These essays have been published previously in such scholarly reviews and books as “Survey of Modern Fantasy Literature”, “J. R. R. Tolkien and His Literary Resonances: Views of Middle-earth”, and “The Celebration of the Fantastic: Selected Papers from the Tenth International Conference on the Fantastic in the Arts”. Sample titles are “The Irrelevancy of Setting”, “Prototypic Horror: The Book of Job”, and “In Search of Solitude: The Fascination with Evil”.
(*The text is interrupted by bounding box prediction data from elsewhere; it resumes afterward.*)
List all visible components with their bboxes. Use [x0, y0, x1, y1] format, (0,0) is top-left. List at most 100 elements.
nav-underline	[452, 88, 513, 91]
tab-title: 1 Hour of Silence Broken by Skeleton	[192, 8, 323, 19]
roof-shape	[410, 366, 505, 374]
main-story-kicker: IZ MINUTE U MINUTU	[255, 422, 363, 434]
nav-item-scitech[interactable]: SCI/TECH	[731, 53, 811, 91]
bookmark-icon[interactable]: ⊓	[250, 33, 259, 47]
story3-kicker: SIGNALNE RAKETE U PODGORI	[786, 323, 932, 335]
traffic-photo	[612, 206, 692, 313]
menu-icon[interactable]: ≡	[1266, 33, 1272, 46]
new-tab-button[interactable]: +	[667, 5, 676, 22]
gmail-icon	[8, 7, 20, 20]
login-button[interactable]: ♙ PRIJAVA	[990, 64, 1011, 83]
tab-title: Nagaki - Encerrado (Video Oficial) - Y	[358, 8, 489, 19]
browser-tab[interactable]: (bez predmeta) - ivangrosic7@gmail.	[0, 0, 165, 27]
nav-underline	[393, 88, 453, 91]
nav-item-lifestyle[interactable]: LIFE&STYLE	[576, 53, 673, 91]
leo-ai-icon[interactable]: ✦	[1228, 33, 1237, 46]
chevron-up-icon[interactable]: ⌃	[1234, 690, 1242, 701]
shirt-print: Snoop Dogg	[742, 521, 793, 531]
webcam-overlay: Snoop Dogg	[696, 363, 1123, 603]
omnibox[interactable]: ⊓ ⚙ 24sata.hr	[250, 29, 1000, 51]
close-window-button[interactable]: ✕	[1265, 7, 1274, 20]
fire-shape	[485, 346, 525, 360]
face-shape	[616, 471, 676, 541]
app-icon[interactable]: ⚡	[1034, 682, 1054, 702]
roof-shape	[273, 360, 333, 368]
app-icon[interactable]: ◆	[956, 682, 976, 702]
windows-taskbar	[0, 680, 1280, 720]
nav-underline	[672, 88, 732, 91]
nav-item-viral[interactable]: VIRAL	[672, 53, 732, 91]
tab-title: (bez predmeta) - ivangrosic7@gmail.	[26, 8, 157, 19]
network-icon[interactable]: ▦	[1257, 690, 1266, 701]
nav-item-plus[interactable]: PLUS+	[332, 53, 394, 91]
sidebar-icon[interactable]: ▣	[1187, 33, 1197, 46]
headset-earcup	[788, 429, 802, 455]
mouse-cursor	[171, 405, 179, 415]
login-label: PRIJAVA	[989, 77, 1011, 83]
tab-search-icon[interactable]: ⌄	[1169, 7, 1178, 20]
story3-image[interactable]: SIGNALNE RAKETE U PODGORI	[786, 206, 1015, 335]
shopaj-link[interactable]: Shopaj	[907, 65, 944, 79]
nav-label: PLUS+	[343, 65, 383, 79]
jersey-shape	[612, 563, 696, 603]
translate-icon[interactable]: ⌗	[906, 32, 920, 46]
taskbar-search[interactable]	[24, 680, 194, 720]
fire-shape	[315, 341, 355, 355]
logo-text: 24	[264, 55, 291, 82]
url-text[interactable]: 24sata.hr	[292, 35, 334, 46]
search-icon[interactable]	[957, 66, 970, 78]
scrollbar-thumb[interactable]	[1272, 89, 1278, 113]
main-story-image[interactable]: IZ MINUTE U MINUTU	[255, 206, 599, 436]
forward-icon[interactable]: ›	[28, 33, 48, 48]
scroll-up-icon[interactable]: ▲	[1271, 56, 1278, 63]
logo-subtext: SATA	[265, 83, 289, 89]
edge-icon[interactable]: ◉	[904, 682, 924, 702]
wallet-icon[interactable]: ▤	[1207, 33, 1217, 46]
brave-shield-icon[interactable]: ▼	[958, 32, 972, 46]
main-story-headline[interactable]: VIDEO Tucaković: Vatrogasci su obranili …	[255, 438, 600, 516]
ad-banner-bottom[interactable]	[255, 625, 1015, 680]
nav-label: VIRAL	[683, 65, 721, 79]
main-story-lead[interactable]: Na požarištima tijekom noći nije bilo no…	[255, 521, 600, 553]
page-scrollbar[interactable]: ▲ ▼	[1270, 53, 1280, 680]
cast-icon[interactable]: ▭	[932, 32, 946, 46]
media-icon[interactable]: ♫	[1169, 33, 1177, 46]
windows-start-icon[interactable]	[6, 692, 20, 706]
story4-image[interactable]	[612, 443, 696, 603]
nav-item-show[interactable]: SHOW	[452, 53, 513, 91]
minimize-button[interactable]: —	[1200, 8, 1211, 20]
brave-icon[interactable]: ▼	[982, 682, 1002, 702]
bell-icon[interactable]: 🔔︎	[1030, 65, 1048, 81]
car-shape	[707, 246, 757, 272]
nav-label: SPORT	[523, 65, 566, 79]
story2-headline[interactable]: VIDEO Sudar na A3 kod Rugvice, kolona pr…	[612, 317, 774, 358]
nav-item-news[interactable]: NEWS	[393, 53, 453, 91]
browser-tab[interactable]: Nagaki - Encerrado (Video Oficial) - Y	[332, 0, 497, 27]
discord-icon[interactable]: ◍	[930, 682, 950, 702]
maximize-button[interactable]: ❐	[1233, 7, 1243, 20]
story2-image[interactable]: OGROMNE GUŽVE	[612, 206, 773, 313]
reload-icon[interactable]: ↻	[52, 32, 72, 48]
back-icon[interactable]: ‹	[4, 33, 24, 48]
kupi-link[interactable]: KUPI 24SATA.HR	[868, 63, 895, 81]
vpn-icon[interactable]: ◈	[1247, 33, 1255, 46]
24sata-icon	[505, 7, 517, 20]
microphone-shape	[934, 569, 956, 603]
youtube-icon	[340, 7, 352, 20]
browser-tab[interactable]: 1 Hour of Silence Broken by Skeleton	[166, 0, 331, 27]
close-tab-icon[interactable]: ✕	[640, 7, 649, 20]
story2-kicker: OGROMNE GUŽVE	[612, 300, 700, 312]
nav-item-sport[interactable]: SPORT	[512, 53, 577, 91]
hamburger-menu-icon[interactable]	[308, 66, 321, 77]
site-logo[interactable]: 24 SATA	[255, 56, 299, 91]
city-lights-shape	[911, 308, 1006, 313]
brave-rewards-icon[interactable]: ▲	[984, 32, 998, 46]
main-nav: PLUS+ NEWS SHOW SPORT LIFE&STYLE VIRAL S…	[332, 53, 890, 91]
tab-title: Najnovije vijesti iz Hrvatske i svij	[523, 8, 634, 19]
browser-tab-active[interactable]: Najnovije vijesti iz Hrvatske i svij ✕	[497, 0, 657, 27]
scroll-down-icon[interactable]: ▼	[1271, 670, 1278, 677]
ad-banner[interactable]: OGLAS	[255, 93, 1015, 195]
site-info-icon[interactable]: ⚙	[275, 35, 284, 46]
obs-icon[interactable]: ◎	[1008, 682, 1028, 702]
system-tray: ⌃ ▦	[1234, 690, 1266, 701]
“Phantasmagoria” is divided into four broad sections. The centerpiece is “Secondary Characters”; the study of the hero’s “spear carriers” in fantasy literature. Schlobin breaks this down into seven types: the Nixie or supernatural sprite such as Shakespeare’s Puck, especially in the fantasies of Thomas Burnett Swann; the Femivore such as Don Juan (“… he infatuates and seduces women and leaves them berift of spiritual and often physical life.”), who is sometimes the hero himself; the Fool; the Artisan; the Shaman; The Double: Toad and Mr. Hyde; and the Sidekick. Schlobin’s “Secondary Characters: Working Bibliography to 2006” runs 13 pages.
Other sections are “General”, which is a catchall (presumably Schlobin meant this to include all of his essays which he considered significant that were not published elsewhere), “Settings”, and “Horror”. His “Children of a Darker God: A Taxonomy of Deep Horror Fiction and Film and Their Mass Popularity” is an analysis of horror movies more than literature.
This collection is meant for the academic scholar rather than for the average reader. Schlobin has studied modern fantasy (including science-fiction, which is a subset of fantasy) from when it was considered to be “trash literature” by most academic scholars, and his considerable expertise shows. Authors cited include Poul Anderson, Ray Bradbury, Robert E. Howard, Stephen King, C. S. Lewis, Andre Norton, Roger Zelazny, and others. Each essay has an extensive Notes and/or Works Cited.
This 290-page collection is published in a large 8 ½” X 11” format. There are both trade paperback and Kindle editions. This is a recommended purchase for academic libraries and for teachers of classes of science-fiction.